This Week in Glean: Your personal Glean data pipeline

Feb 25, 2022 · 1 minute read

(“This Week in Glean” is a series of blog posts that the Glean Team at Mozilla is using to try to communicate better about our work. They could be release notes, documentation, hopes, dreams, or whatever: so long as it is inspired by Glean.) All "This Week in Glean" blog posts are listed in the TWiG index (and on the Mozilla Data blog). This article is cross-posted on the Mozilla Data blog.

On February 11th, 2022 we hosted a Data Club Lightning Talk session. There I presented my small side project of setting up a minimal data pipeline & data storage for Glean.

The premise:

Can I build and run a small pipeline & data server to collect telemetry data from my own usage of tools?

To which I can now answer: Yes, it's possible. The complete ingestion server is a couple hundred lines of Rust code. It's able to receive pings conforming to the Glean ping schema, transform them and store it into an SQLite database. It's very robust, not crashing once on me (except when I created an infinite loop within it).

You can watch the lightning talk here:

Instead of creating some slides for the talk I created an interactive report. The full report can be read online.

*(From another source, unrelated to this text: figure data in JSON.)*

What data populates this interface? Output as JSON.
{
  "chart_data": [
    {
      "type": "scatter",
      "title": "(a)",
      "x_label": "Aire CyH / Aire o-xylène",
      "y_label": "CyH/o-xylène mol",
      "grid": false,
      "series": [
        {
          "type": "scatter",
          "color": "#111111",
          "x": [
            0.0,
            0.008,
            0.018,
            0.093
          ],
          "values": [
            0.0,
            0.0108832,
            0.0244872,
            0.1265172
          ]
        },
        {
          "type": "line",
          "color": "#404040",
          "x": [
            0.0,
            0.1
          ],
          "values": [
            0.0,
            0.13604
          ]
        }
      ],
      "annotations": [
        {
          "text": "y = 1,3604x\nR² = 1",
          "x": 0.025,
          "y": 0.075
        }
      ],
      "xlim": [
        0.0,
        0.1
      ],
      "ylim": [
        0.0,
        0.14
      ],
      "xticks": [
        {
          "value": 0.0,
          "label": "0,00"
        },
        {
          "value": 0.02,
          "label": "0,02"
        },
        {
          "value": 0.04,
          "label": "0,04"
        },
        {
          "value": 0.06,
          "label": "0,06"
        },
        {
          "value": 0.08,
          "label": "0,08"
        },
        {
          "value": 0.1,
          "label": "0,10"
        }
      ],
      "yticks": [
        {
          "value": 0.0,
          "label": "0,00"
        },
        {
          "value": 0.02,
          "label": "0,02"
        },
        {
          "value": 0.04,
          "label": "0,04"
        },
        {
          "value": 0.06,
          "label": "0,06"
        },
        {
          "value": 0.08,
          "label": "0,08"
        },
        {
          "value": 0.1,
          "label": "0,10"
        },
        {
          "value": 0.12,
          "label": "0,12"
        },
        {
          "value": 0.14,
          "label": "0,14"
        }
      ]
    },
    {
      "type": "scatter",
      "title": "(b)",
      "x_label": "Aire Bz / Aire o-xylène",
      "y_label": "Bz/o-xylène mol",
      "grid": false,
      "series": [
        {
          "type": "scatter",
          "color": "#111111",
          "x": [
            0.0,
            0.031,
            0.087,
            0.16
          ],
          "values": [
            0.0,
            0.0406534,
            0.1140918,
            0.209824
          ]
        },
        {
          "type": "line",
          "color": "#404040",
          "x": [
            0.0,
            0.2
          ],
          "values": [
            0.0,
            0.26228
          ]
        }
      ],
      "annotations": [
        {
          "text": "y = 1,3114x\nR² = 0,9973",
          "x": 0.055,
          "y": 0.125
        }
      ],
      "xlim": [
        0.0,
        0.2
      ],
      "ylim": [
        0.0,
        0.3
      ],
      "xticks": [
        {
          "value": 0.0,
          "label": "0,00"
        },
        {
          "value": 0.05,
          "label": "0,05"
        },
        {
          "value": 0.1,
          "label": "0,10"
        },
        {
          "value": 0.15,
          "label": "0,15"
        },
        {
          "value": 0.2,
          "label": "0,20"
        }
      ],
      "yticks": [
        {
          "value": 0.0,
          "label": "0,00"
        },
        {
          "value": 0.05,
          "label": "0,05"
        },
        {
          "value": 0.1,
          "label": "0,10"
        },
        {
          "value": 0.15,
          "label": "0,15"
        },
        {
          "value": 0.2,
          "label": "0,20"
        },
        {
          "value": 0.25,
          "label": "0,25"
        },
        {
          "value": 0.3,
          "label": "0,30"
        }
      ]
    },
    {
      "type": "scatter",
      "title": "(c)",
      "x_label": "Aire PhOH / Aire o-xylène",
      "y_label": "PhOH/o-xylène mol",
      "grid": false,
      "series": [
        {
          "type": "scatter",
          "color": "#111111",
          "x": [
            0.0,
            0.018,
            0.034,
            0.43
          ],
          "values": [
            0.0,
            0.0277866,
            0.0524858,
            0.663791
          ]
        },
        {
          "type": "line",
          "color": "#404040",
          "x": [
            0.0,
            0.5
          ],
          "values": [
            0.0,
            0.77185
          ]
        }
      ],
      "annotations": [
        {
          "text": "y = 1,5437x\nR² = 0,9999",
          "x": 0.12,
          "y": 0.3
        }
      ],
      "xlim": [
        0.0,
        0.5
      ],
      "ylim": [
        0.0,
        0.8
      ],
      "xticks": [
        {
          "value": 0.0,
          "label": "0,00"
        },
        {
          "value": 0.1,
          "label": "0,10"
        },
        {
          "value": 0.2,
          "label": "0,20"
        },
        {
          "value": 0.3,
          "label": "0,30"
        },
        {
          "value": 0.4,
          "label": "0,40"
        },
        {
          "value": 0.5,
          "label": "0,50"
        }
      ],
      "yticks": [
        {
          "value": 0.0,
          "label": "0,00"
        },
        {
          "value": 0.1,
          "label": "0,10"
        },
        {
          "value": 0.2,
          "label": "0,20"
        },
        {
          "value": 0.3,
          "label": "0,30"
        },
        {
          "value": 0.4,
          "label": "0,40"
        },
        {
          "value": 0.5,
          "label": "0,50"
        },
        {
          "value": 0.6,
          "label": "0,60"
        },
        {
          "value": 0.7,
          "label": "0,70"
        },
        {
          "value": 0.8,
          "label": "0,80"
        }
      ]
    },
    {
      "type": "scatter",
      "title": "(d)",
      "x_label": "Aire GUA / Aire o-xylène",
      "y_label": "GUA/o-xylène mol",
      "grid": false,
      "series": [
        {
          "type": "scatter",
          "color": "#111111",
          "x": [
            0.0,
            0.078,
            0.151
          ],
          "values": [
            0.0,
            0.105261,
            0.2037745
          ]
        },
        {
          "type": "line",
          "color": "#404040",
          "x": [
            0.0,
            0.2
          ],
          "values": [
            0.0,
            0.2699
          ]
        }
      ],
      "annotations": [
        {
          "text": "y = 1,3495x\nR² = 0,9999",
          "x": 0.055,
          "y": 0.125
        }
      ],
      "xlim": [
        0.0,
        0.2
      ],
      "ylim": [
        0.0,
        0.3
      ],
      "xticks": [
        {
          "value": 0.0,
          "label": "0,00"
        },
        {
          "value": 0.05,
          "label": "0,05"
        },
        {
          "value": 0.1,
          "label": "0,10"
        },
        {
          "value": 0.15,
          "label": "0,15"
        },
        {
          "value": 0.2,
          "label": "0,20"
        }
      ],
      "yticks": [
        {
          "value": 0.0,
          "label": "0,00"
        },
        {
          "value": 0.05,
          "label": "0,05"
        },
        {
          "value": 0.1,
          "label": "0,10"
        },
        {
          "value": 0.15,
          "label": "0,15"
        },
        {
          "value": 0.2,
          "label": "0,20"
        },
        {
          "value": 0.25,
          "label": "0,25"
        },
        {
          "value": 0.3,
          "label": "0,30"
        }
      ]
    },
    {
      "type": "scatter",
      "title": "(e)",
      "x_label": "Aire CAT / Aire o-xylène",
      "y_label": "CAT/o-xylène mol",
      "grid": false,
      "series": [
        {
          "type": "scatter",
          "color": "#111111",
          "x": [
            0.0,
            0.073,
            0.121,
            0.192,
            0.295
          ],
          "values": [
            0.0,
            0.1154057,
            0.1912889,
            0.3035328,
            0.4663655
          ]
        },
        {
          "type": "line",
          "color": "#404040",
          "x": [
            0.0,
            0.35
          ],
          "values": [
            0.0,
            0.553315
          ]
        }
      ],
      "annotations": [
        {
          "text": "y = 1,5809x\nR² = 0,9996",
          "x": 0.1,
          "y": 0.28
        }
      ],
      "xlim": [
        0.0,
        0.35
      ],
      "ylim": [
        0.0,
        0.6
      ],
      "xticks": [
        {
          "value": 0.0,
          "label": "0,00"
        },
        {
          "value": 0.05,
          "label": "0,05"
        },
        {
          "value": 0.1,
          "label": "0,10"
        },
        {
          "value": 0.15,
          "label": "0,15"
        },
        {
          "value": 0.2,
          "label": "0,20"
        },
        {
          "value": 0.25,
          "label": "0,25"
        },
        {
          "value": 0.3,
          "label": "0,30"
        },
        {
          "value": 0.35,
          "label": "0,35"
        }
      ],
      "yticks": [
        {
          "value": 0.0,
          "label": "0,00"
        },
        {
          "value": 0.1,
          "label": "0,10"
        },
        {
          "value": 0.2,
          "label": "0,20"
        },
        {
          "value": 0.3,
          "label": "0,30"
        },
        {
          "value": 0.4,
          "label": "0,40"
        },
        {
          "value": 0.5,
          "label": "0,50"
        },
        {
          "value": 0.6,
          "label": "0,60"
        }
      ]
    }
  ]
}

Besides actually writing a small pipeline server this was also an experiment in trying out Irydium and Datasette to produce an interactive & live-updated data report.

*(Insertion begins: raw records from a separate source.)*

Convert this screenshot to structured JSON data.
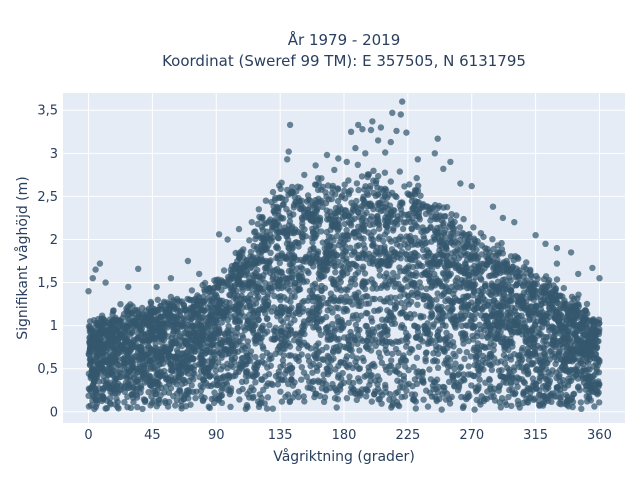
{
  "chart_data": {
    "type": "scatter",
    "title_lines": [
      "År 1979 - 2019",
      "Koordinat (Sweref 99 TM): E 357505, N 6131795"
    ],
    "xlabel": "Vågriktning (grader)",
    "ylabel": "Signifikant våghöjd (m)",
    "xlim": [
      -18,
      378
    ],
    "ylim": [
      -0.13,
      3.7
    ],
    "x_ticks": [
      0,
      45,
      90,
      135,
      180,
      225,
      270,
      315,
      360
    ],
    "x_tick_labels": [
      "0",
      "45",
      "90",
      "135",
      "180",
      "225",
      "270",
      "315",
      "360"
    ],
    "y_ticks": [
      0,
      0.5,
      1,
      1.5,
      2,
      2.5,
      3,
      3.5
    ],
    "y_tick_labels": [
      "0",
      "0,5",
      "1",
      "1,5",
      "2",
      "2,5",
      "3",
      "3,5"
    ],
    "grid": true,
    "marker_color": "#34586e",
    "plot_background": "#e5ecf6",
    "envelope": {
      "description": "Dense mass of observations; values give approximate upper limit of main cloud by direction",
      "x": [
        0,
        20,
        45,
        70,
        90,
        110,
        125,
        135,
        150,
        170,
        190,
        210,
        225,
        240,
        260,
        280,
        300,
        315,
        330,
        345,
        360
      ],
      "y": [
        1.0,
        1.15,
        1.2,
        1.3,
        1.45,
        1.85,
        2.3,
        2.55,
        2.55,
        2.6,
        2.7,
        2.65,
        2.6,
        2.4,
        2.2,
        1.95,
        1.75,
        1.55,
        1.45,
        1.25,
        1.0
      ]
    },
    "outliers": [
      {
        "x": 221,
        "y": 3.6
      },
      {
        "x": 214,
        "y": 3.47
      },
      {
        "x": 220,
        "y": 3.45
      },
      {
        "x": 200,
        "y": 3.37
      },
      {
        "x": 190,
        "y": 3.33
      },
      {
        "x": 142,
        "y": 3.33
      },
      {
        "x": 206,
        "y": 3.3
      },
      {
        "x": 193,
        "y": 3.28
      },
      {
        "x": 217,
        "y": 3.26
      },
      {
        "x": 199,
        "y": 3.27
      },
      {
        "x": 224,
        "y": 3.24
      },
      {
        "x": 185,
        "y": 3.25
      },
      {
        "x": 246,
        "y": 3.17
      },
      {
        "x": 204,
        "y": 3.15
      },
      {
        "x": 213,
        "y": 3.13
      },
      {
        "x": 188,
        "y": 3.06
      },
      {
        "x": 141,
        "y": 3.02
      },
      {
        "x": 195,
        "y": 3.0
      },
      {
        "x": 244,
        "y": 3.0
      },
      {
        "x": 209,
        "y": 3.01
      },
      {
        "x": 168,
        "y": 2.98
      },
      {
        "x": 176,
        "y": 2.94
      },
      {
        "x": 232,
        "y": 2.93
      },
      {
        "x": 255,
        "y": 2.9
      },
      {
        "x": 140,
        "y": 2.93
      },
      {
        "x": 160,
        "y": 2.86
      },
      {
        "x": 250,
        "y": 2.82
      },
      {
        "x": 182,
        "y": 2.9
      },
      {
        "x": 0,
        "y": 1.4
      },
      {
        "x": 5,
        "y": 1.65
      },
      {
        "x": 8,
        "y": 1.72
      },
      {
        "x": 3,
        "y": 1.55
      },
      {
        "x": 12,
        "y": 1.5
      },
      {
        "x": 28,
        "y": 1.45
      },
      {
        "x": 35,
        "y": 1.66
      },
      {
        "x": 48,
        "y": 1.45
      },
      {
        "x": 58,
        "y": 1.55
      },
      {
        "x": 70,
        "y": 1.75
      },
      {
        "x": 78,
        "y": 1.6
      },
      {
        "x": 98,
        "y": 2.0
      },
      {
        "x": 106,
        "y": 2.12
      },
      {
        "x": 92,
        "y": 2.06
      },
      {
        "x": 115,
        "y": 2.2
      },
      {
        "x": 330,
        "y": 1.9
      },
      {
        "x": 340,
        "y": 1.85
      },
      {
        "x": 355,
        "y": 1.67
      },
      {
        "x": 345,
        "y": 1.6
      },
      {
        "x": 360,
        "y": 1.55
      },
      {
        "x": 315,
        "y": 2.05
      },
      {
        "x": 300,
        "y": 2.2
      },
      {
        "x": 285,
        "y": 2.38
      },
      {
        "x": 270,
        "y": 2.62
      },
      {
        "x": 262,
        "y": 2.65
      },
      {
        "x": 292,
        "y": 2.25
      },
      {
        "x": 322,
        "y": 1.95
      },
      {
        "x": 152,
        "y": 2.75
      },
      {
        "x": 130,
        "y": 2.55
      },
      {
        "x": 125,
        "y": 2.45
      },
      {
        "x": 120,
        "y": 2.35
      },
      {
        "x": 330,
        "y": 1.72
      }
    ]
  }
}
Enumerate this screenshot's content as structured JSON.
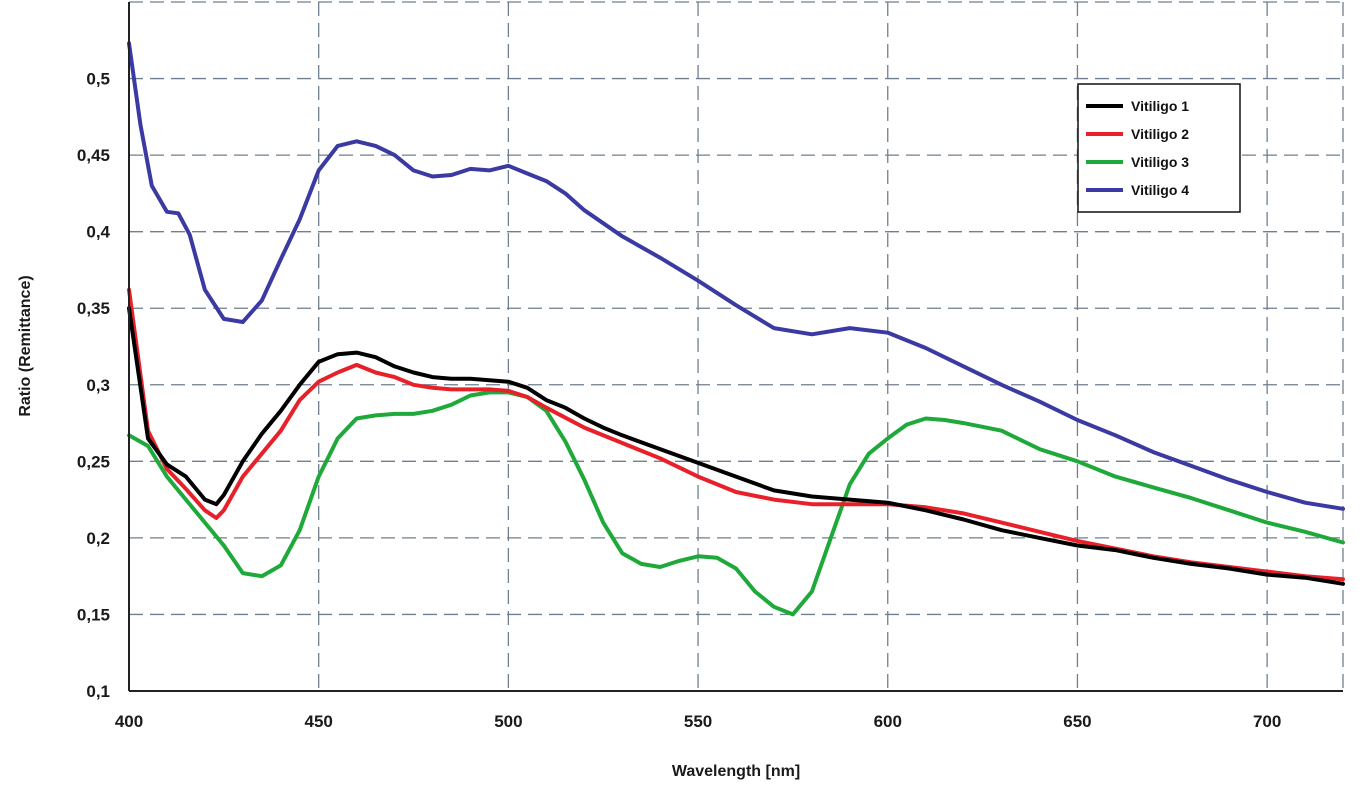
{
  "chart_data": {
    "type": "line",
    "title": "",
    "xlabel": "Wavelength [nm]",
    "ylabel": "Ratio (Remittance)",
    "xlim": [
      400,
      720
    ],
    "ylim": [
      0.1,
      0.55
    ],
    "grid": true,
    "legend_position": "top-right",
    "x_ticks": [
      400,
      450,
      500,
      550,
      600,
      650,
      700
    ],
    "x_tick_labels": [
      "400",
      "450",
      "500",
      "550",
      "600",
      "650",
      "700"
    ],
    "y_ticks": [
      0.1,
      0.15,
      0.2,
      0.25,
      0.3,
      0.35,
      0.4,
      0.45,
      0.5
    ],
    "y_tick_labels": [
      "0,1",
      "0,15",
      "0,2",
      "0,25",
      "0,3",
      "0,35",
      "0,4",
      "0,45",
      "0,5"
    ],
    "series": [
      {
        "name": "Vitiligo 1",
        "color": "#000000",
        "x": [
          400,
          405,
          410,
          415,
          420,
          423,
          425,
          430,
          435,
          440,
          445,
          450,
          455,
          460,
          465,
          470,
          475,
          480,
          485,
          490,
          495,
          500,
          505,
          510,
          515,
          520,
          525,
          530,
          540,
          550,
          560,
          570,
          580,
          590,
          600,
          610,
          620,
          630,
          640,
          650,
          660,
          670,
          680,
          690,
          700,
          710,
          720
        ],
        "y": [
          0.35,
          0.265,
          0.248,
          0.24,
          0.225,
          0.222,
          0.228,
          0.25,
          0.268,
          0.283,
          0.3,
          0.315,
          0.32,
          0.321,
          0.318,
          0.312,
          0.308,
          0.305,
          0.304,
          0.304,
          0.303,
          0.302,
          0.298,
          0.29,
          0.285,
          0.278,
          0.272,
          0.267,
          0.258,
          0.249,
          0.24,
          0.231,
          0.227,
          0.225,
          0.223,
          0.218,
          0.212,
          0.205,
          0.2,
          0.195,
          0.192,
          0.187,
          0.183,
          0.18,
          0.176,
          0.174,
          0.17
        ]
      },
      {
        "name": "Vitiligo 2",
        "color": "#e8202a",
        "x": [
          400,
          405,
          410,
          415,
          420,
          423,
          425,
          430,
          435,
          440,
          445,
          450,
          455,
          460,
          465,
          470,
          475,
          480,
          485,
          490,
          495,
          500,
          505,
          510,
          520,
          530,
          540,
          550,
          560,
          570,
          580,
          590,
          600,
          610,
          620,
          630,
          640,
          650,
          660,
          670,
          680,
          690,
          700,
          710,
          720
        ],
        "y": [
          0.362,
          0.27,
          0.245,
          0.232,
          0.218,
          0.213,
          0.218,
          0.24,
          0.255,
          0.27,
          0.29,
          0.302,
          0.308,
          0.313,
          0.308,
          0.305,
          0.3,
          0.298,
          0.297,
          0.297,
          0.297,
          0.296,
          0.292,
          0.285,
          0.272,
          0.262,
          0.252,
          0.24,
          0.23,
          0.225,
          0.222,
          0.222,
          0.222,
          0.22,
          0.216,
          0.21,
          0.204,
          0.198,
          0.193,
          0.188,
          0.184,
          0.181,
          0.178,
          0.175,
          0.173
        ]
      },
      {
        "name": "Vitiligo 3",
        "color": "#1fa93a",
        "x": [
          400,
          405,
          410,
          415,
          420,
          425,
          430,
          435,
          440,
          445,
          450,
          455,
          460,
          465,
          470,
          475,
          480,
          485,
          490,
          495,
          500,
          505,
          510,
          515,
          520,
          525,
          530,
          535,
          540,
          545,
          550,
          555,
          560,
          565,
          570,
          575,
          580,
          585,
          590,
          595,
          600,
          605,
          610,
          615,
          620,
          630,
          640,
          650,
          660,
          670,
          680,
          690,
          700,
          710,
          720
        ],
        "y": [
          0.267,
          0.26,
          0.24,
          0.225,
          0.21,
          0.195,
          0.177,
          0.175,
          0.182,
          0.205,
          0.24,
          0.265,
          0.278,
          0.28,
          0.281,
          0.281,
          0.283,
          0.287,
          0.293,
          0.295,
          0.295,
          0.292,
          0.283,
          0.263,
          0.238,
          0.21,
          0.19,
          0.183,
          0.181,
          0.185,
          0.188,
          0.187,
          0.18,
          0.165,
          0.155,
          0.15,
          0.165,
          0.2,
          0.235,
          0.255,
          0.265,
          0.274,
          0.278,
          0.277,
          0.275,
          0.27,
          0.258,
          0.25,
          0.24,
          0.233,
          0.226,
          0.218,
          0.21,
          0.204,
          0.197
        ]
      },
      {
        "name": "Vitiligo 4",
        "color": "#3b3aa3",
        "x": [
          400,
          403,
          406,
          410,
          413,
          416,
          420,
          425,
          430,
          435,
          440,
          445,
          450,
          455,
          460,
          465,
          470,
          475,
          480,
          485,
          490,
          495,
          500,
          505,
          510,
          515,
          520,
          530,
          540,
          550,
          560,
          570,
          580,
          590,
          600,
          610,
          620,
          630,
          640,
          650,
          660,
          670,
          680,
          690,
          700,
          710,
          720
        ],
        "y": [
          0.523,
          0.47,
          0.43,
          0.413,
          0.412,
          0.398,
          0.362,
          0.343,
          0.341,
          0.355,
          0.382,
          0.408,
          0.44,
          0.456,
          0.459,
          0.456,
          0.45,
          0.44,
          0.436,
          0.437,
          0.441,
          0.44,
          0.443,
          0.438,
          0.433,
          0.425,
          0.414,
          0.397,
          0.383,
          0.368,
          0.352,
          0.337,
          0.333,
          0.337,
          0.334,
          0.324,
          0.312,
          0.3,
          0.289,
          0.277,
          0.267,
          0.256,
          0.247,
          0.238,
          0.23,
          0.223,
          0.219
        ]
      }
    ]
  }
}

Irydium is a set of tooling designed to allow people to create interactive documents using web technologies, started by wlach a while back. Datasette is an open source multi-tool for exploring and publishing data, created and maintained by simonw. Combining both makes for a nice experience, even though there's still some things that could be simplified.

My pipeline server is currently not open source. I might publish it as an example at a later point.